There's only a combined primary key combining first_name and another random column. So ctid is used as a reference to the row from my understanding. I group reoccurring names where task is null and then select only the latest of each group with MAX(date_started). I delete all duplicate rows (a.name = b.name) meeting the criteria that task is null (a.task IS NULL) except the one I had selected by using a.ctid <> b.ctid (b.ctid being the selected newest row by date_started). At least this is what I was hoping to do. It's not actually working.
DELETE FROM player_assignments a
USING (SELECT MAX(date_started) as ctid, date_started, name, task
FROM player_assignments WHERE task IS NULL GROUP BY name HAVING COUNT(*) > 1) b
WHERE a.name = b.name AND a.ctid <> b.ctid AND a.task IS NULL
With different minor tweaks, I keep getting two errors in particular.
psycopg2.errors.GroupingError: column "player_assignments.date_started" must appear in the GROUP BY clause or be used in an aggregate function LINE 1: ...ING (SELECT MAX(date_started) as ctid, da...
psycopg2.errors.UndefinedFunction: operator does not exist: tid <> timestamp with time zone LINE 1: ...me = name AND a.ctid <> b.ctid ...
Upvotes: 1
Views: 101
Reputation: 1270421
I think I would approach this using a correlated subquery:
delete from player_assignments pa
where pa.task is null and
pa.date_started < (select max(pa2.date_started)
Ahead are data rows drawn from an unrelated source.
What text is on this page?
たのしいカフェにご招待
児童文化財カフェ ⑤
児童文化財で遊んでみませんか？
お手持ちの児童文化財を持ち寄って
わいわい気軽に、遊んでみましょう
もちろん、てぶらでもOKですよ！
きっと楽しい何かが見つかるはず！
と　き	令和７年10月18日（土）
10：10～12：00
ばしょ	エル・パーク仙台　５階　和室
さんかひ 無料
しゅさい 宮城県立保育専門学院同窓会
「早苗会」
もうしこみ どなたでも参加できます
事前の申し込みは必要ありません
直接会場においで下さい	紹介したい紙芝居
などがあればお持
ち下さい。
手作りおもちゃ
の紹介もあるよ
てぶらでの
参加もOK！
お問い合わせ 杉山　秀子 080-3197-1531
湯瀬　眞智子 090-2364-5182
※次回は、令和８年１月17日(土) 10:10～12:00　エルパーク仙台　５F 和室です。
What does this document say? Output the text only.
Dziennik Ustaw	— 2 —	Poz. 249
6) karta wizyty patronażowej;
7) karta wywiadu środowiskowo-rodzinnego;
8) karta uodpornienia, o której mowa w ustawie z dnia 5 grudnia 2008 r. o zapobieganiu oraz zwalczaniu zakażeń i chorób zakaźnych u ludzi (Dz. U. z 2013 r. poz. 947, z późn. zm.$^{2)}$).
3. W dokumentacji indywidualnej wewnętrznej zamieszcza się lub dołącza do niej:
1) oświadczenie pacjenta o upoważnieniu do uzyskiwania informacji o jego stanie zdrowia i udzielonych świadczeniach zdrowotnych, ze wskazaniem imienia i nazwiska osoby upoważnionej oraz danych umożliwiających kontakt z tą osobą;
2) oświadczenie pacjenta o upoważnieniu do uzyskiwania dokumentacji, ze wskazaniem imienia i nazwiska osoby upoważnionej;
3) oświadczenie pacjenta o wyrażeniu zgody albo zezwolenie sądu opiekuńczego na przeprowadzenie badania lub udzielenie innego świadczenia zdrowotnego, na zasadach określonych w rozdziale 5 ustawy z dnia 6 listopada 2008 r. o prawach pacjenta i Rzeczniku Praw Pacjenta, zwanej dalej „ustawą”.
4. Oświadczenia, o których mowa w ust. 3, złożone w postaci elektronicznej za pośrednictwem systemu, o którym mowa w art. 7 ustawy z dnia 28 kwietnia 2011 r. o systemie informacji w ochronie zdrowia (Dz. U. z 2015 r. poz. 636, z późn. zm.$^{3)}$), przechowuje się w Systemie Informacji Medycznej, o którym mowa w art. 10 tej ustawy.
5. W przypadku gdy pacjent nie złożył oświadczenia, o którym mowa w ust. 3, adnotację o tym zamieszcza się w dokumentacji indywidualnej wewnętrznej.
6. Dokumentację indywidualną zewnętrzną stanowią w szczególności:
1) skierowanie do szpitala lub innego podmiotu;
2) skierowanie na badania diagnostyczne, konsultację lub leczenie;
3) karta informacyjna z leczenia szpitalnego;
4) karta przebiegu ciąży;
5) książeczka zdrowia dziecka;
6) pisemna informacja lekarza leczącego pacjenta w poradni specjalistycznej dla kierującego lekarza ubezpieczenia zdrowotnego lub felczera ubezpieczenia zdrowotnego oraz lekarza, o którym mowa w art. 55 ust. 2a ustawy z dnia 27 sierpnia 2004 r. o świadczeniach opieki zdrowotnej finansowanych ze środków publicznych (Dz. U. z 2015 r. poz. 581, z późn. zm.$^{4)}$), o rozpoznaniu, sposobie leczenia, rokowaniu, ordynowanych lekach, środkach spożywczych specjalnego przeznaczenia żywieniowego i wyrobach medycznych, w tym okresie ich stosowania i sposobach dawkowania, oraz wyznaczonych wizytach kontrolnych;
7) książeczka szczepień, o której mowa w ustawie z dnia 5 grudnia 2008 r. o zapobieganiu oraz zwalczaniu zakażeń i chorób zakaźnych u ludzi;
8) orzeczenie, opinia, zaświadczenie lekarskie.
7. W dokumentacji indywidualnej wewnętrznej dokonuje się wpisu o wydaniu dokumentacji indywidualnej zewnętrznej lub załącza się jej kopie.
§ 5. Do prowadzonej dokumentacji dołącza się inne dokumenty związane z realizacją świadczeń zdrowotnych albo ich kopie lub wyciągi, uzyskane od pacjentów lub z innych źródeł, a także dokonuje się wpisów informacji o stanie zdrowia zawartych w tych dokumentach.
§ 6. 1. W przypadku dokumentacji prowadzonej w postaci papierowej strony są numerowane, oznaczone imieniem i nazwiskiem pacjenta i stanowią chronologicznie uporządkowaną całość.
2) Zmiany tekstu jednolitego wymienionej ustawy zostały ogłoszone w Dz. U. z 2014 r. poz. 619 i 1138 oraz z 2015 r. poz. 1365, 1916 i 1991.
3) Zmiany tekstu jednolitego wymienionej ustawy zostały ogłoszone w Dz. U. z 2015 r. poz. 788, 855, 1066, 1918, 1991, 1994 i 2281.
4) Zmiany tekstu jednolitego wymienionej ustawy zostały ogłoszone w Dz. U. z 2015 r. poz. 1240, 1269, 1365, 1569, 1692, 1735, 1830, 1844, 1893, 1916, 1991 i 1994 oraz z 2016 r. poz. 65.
from player_assignments pa2
where pa2.name = pa.name and
pa2.task is null
);
Note: This assumes that you want to keep one row with null
even if other rows with non-NULL
exist for the name. If you want to only keep NULL
rows when it is the most recent among all rows, then remove the pa2.task is null
from the subquery.
Upvotes: 2
Reputation: 10212
Try this one:
DELETE FROM player_assignments a
USING (
SELECT
name,
MAX(date_started) as ctid
FROM player_assignments
WHERE task IS NULL
GROUP BY name
HAVING COUNT(*) > 1
) b
WHERE a.name = b.name
AND a.date_started <> b.ctid
AND a.task IS NULL
Upvotes: 1